THE WEST FIRM, PLLC, ALBANY (THOMAS S. WEST OF COUNSEL), FOR DEFENDANTS-RESPONDENTS.
Present: Scudder, P.J., Centra, Lunn, Fahey and Green, JJ.
It is hereby ordered that the judgment so appealed from is unanimously affirmed without costs.
Memorandum: Plaintiff commenced this action pursuant to RPAPL article 15 seeking a determination that he is the lawful owner of subsurface oil and gas on his property. Fortuna Energy, Inc., Richard Uhl, David L. Manning and Allen R Uhl (defendants) moved to dismiss the complaint against them or, alternatively, for summary judgment pursuant to CPLR 3211 (c). Supreme Court treated the motion as one for summary judgment pursuant to CPLR 3211 (c) and granted the motion. We affirm. Defendants met their initial burden by establishing that, when Joseph E. Uhl and Florence P. Uhl conveyed the property in question to defendants' predecessors in title, they reserved to themselves and their heirs title to all of the subsurface minerals, including oil and gas.

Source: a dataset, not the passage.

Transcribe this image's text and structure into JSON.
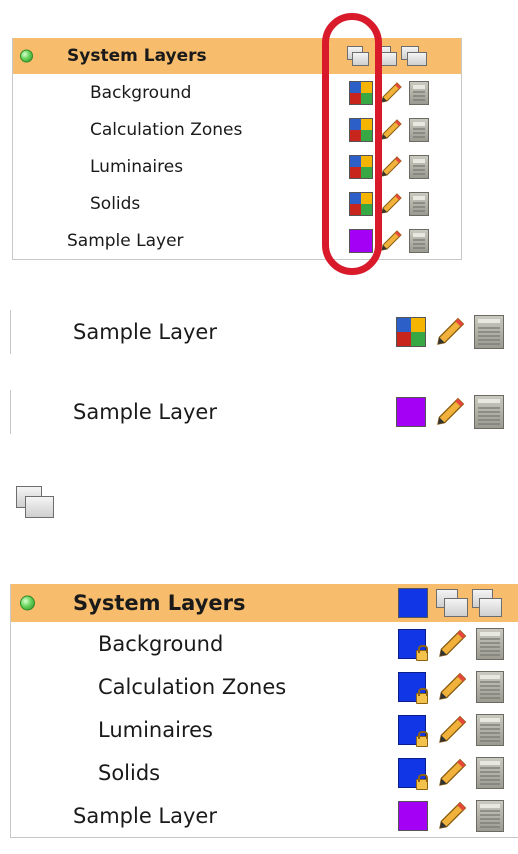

That reservation of title constitutes a fee simple interest in the subsurface minerals, which includes both title to the minerals and the right to use any reasonable means to extract them ( see generally Marvin v Brewster Iron Mining Co., 55 NY 538, 548-550, reh denied 56 NY 671; Miles v Home Gas Co., 35 AD2d 1042, 1043). Contrary to the contention of plaintiff, he did not gain title of the subsurface minerals through adverse possession based on the long-standing residential use of the surface of the property ( see Marvin, 55 NY at 555-556). Plaintiff failed to raise a triable issue of fact sufficient to defeat the motion ( see generally Zuckerman v City of New York, 49 NY2d 557, 562).